After the Porter incident, the Occupiers issued a statement reaffirming their commitment to nonviolence. It is a statement that might form part of what Branson calls a "social compact" that the group may develop for members to subscribe to if they wish to continue participating in the effort.
Such an agreement, Branson says, is likely key to a process by which the Occupation could apply for a permit from the city that, if granted, could create a legal structure under which Occupiers and city officials alike would be confident in orderly management of the encampment.
But what's in such a permit request, what's agreed to by the City Council over the next few weeks, and even whether the group is going to apply in the first place are unclear at the moment. Branson says that the First Amendment nature of the protest does not require a permit, but says such an agreement with the city could help address public-safety concerns that might trump the Occupiers' constitutional rights if the case ended up in court.
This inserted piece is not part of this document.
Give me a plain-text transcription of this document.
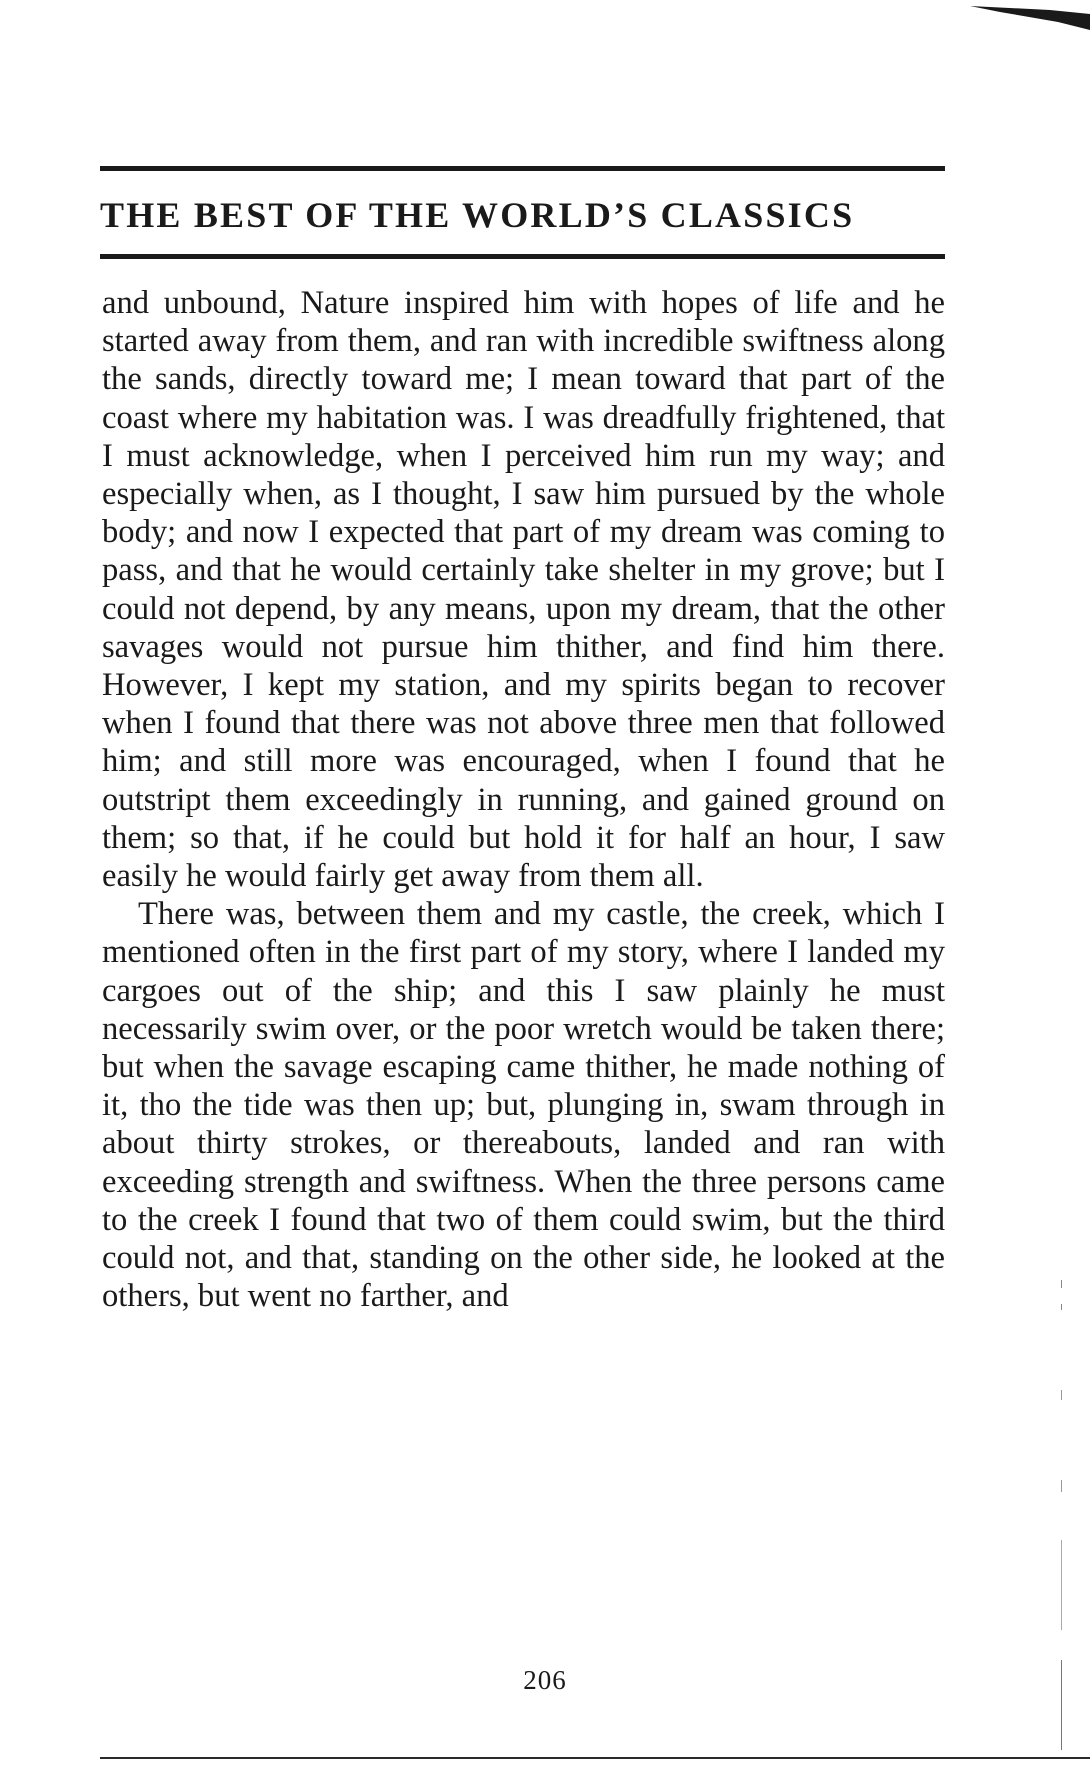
THE BEST OF THE WORLD’S CLASSICS

and unbound, Nature inspired him with hopes of life and he started away from them, and ran with incredible swiftness along the sands, directly toward me; I mean toward that part of the coast where my habitation was. I was dreadfully frightened, that I must acknowledge, when I perceived him run my way; and especially when, as I thought, I saw him pursued by the whole body; and now I expected that part of my dream was coming to pass, and that he would certainly take shelter in my grove; but I could not depend, by any means, upon my dream, that the other savages would not pursue him thither, and find him there. However, I kept my station, and my spirits began to recover when I found that there was not above three men that followed him; and still more was encouraged, when I found that he outstript them exceedingly in running, and gained ground on them; so that, if he could but hold it for half an hour, I saw easily he would fairly get away from them all.

There was, between them and my castle, the creek, which I mentioned often in the first part of my story, where I landed my cargoes out of the ship; and this I saw plainly he must necessarily swim over, or the poor wretch would be taken there; but when the savage escaping came thither, he made nothing of it, tho the tide was then up; but, plunging in, swam through in about thirty strokes, or thereabouts, landed and ran with exceeding strength and swiftness. When the three persons came to the creek I found that two of them could swim, but the third could not, and that, standing on the other side, he looked at the others, but went no farther, and

206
The very suggestion of a requirement that Occupiers agree to a certain set of rules — as well as what Branson characterizes as a city intention of "compressing the number of tents and people in Lincoln Park" — already conflict with the all-inclusive, all-welcoming principle that has helped define a movement that stands for "the 99 percent."
And all such discussions, which (like the Monday night General Assembly) can result in drawn-out meetings with often circular conversations, shift away from the wider issues concerning the 99 percent. (The Portland group has not been totally diverted; they organized a couple of small protests over the past few days.)
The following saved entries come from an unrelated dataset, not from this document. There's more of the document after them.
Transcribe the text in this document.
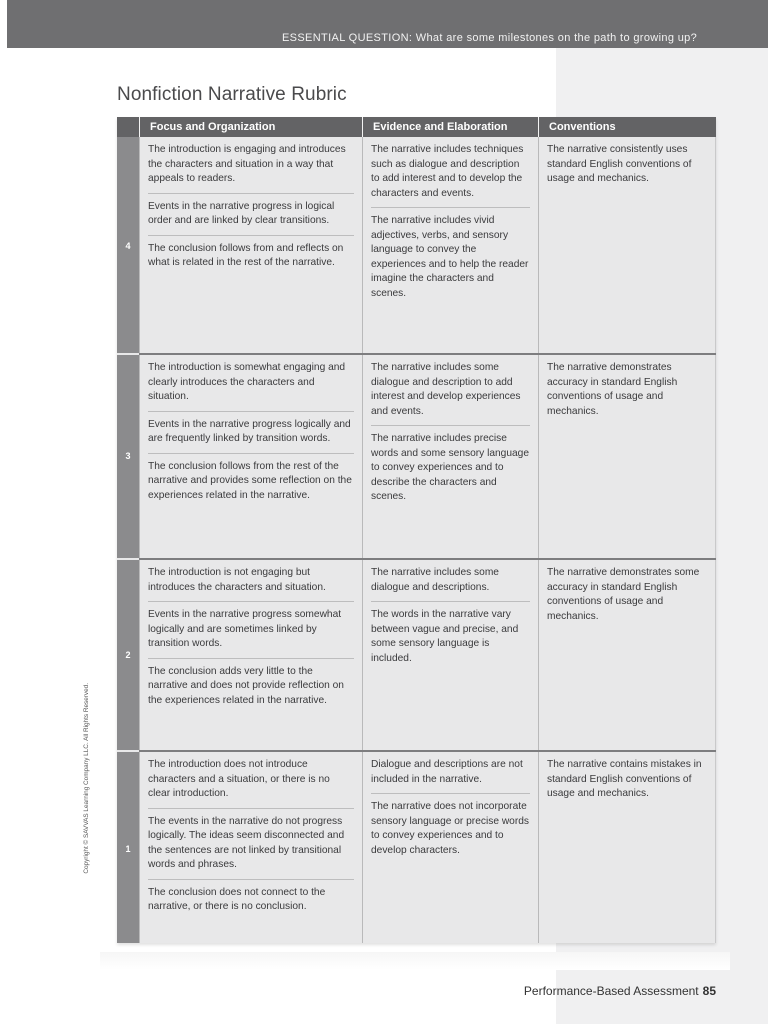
ESSENTIAL QUESTION: What are some milestones on the path to growing up?
Nonfiction Narrative Rubric
Focus and Organization	Evidence and Elaboration	Conventions
4

The introduction is engaging and introduces the characters and situation in a way that appeals to readers.

Events in the narrative progress in logical order and are linked by clear transitions.

The conclusion follows from and reflects on what is related in the rest of the narrative.

The narrative includes techniques such as dialogue and description to add interest and to develop the characters and events.

The narrative includes vivid adjectives, verbs, and sensory language to convey the experiences and to help the reader imagine the characters and scenes.

The narrative consistently uses standard English conventions of usage and mechanics.

3

The introduction is somewhat engaging and clearly introduces the characters and situation.

Events in the narrative progress logically and are frequently linked by transition words.

The conclusion follows from the rest of the narrative and provides some reflection on the experiences related in the narrative.

The narrative includes some dialogue and description to add interest and develop experiences and events.

The narrative includes precise words and some sensory language to convey experiences and to describe the characters and scenes.

The narrative demonstrates accuracy in standard English conventions of usage and mechanics.

2

The introduction is not engaging but introduces the characters and situation.

Events in the narrative progress somewhat logically and are sometimes linked by transition words.

The conclusion adds very little to the narrative and does not provide reflection on the experiences related in the narrative.

The narrative includes some dialogue and descriptions.

The words in the narrative vary between vague and precise, and some sensory language is included.

The narrative demonstrates some accuracy in standard English conventions of usage and mechanics.

1

The introduction does not introduce characters and a situation, or there is no clear introduction.

The events in the narrative do not progress logically. The ideas seem disconnected and the sentences are not linked by transitional words and phrases.

The conclusion does not connect to the narrative, or there is no conclusion.

Dialogue and descriptions are not included in the narrative.

The narrative does not incorporate sensory language or precise words to convey experiences and to develop characters.

The narrative contains mistakes in standard English conventions of usage and mechanics.

Copyright © SAVVAS Learning Company LLC. All Rights Reserved.
Performance-Based Assessment 85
"We get distracted by what authorities throw at us," Jonah Fertig told the group Monday evening. Porter put it more plainly: "We're bogged down" by smaller issues, he said. "We have not addressed the issues that we are actually here for."
Porter suggested making a backup plan for what could happen if the city does not approve a permit, or if the Occupiers don't decide to ask for one. He proposed seeking a parcel of private property where the Occupation could continue without so much interference from local government, and return to its core messages of concern about financial inequality and corporate interference in politics.
It's only a short step from that idea to leaving the encampments behind entirely and making reality out of what has until now been just a popular slogan: Occupy Everywhere.